In the Olympics, Florida lost Aleksander Barkov to a knee injury and Tomas Kopecky to a concussion, Pittsburgh lost Paul Martin and the Rangers lost Mats Zuccarello because of hand injuries. The big one was when Islanders superstar John Tavares went down with a season-ending knee injury.
“Are the IIHF or IOC going to reimburse our season-ticket holders now? It’s a joke,” Islanders GM Garth Snow told Newsday. “They want all the benefits from NHL players playing in the Olympics and don’t want to pay when our best player gets hurt.
“This is probably the biggest reason why NHL players shouldn’t be in the Olympics, it should just be amateurs. And it could have happened to anyone; it just happened to be us that lost our best player. A lot of people pay to see John play. It wouldn’t matter if we were 10 points clear of a playoff spot or 10 points out. We lost our best player and he wasn’t even [injured while] playing for us.”
Poile’s eye injury serious
David Poile might never be the same after being struck by a puck during the Nashville Predators’ morning skate at Xcel Energy Center on Feb. 6.
The general manager currently has no sight out of his right eye after cracking his orbital bone above and below the eye. The 64-year-old also broke his nose in three places.
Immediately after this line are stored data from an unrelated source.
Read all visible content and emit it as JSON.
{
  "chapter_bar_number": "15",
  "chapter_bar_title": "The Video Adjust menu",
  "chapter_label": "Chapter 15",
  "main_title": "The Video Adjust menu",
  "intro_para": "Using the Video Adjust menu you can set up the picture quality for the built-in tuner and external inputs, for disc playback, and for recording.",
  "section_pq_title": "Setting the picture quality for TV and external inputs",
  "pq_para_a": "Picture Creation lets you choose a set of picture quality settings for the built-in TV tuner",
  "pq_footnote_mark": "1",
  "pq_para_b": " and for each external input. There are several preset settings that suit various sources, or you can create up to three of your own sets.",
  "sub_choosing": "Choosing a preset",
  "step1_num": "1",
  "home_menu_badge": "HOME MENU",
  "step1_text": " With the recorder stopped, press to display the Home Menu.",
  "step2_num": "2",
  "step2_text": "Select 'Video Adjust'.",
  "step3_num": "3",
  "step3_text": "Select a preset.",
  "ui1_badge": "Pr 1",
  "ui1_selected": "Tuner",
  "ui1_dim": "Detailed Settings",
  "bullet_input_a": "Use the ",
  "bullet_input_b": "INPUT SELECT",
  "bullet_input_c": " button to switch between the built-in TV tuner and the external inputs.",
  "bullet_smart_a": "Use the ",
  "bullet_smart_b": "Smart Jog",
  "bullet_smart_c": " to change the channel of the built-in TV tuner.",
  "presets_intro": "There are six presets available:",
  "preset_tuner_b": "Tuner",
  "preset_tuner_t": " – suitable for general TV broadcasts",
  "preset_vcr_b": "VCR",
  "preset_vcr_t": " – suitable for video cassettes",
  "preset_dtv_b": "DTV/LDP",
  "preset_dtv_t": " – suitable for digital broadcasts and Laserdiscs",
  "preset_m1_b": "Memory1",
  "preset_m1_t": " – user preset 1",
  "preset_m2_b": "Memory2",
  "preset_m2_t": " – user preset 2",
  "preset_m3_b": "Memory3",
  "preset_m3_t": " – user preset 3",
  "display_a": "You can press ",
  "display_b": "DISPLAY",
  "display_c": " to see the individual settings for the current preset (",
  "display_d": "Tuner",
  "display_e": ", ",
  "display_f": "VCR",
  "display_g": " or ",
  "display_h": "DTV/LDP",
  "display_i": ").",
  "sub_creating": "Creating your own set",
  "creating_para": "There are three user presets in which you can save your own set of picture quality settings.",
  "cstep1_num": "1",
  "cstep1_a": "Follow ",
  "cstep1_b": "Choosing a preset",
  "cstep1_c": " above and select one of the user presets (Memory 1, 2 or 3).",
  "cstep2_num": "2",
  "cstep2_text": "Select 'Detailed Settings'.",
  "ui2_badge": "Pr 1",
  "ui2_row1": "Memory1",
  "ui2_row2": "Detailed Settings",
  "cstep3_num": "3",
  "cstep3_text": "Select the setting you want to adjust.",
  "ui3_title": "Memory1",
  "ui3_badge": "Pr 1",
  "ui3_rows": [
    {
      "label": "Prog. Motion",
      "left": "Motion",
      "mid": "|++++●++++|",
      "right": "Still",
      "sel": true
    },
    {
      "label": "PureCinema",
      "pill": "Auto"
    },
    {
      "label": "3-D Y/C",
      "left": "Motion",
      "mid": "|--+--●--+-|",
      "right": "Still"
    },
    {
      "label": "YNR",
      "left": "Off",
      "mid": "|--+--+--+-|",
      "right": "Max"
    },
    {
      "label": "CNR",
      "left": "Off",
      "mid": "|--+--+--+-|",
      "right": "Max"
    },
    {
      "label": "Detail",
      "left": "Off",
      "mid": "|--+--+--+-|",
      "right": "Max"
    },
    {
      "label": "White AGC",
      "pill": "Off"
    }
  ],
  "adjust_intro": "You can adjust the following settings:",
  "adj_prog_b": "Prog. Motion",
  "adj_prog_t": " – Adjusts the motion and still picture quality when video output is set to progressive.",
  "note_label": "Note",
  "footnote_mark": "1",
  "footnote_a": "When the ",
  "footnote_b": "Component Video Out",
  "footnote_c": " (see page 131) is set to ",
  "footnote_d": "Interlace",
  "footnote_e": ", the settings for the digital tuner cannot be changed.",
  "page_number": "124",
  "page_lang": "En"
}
“I’m not trying to be a hero or anything else,” Poile said. “This is not a good situation. It is difficult, but I have to, and want to, move on. There’s different adjustments that [I’m] going to have to make, but there’s lots of people that have lost an eye and they’re operating very well, and I have to be one of them.”
The Wild’s week ahead
Thursday: at Edmonton, 8:30 p.m. (FSN)
Friday: at Vancouver, 9 p.m. (FSN)
Player to watch:
Taylor Hall, Oilers
The No. 1 pick in the 2010 draft, the Oilers star was snubbed from Team Canada but is tied for 12th in the NHL with 56 points.
"We have to recognize what’s at stake and hit the ground running when we play our first game in Edmonton."
Coach Mike Yeo on the Wild, five points up on a playoff spot, resuming the season.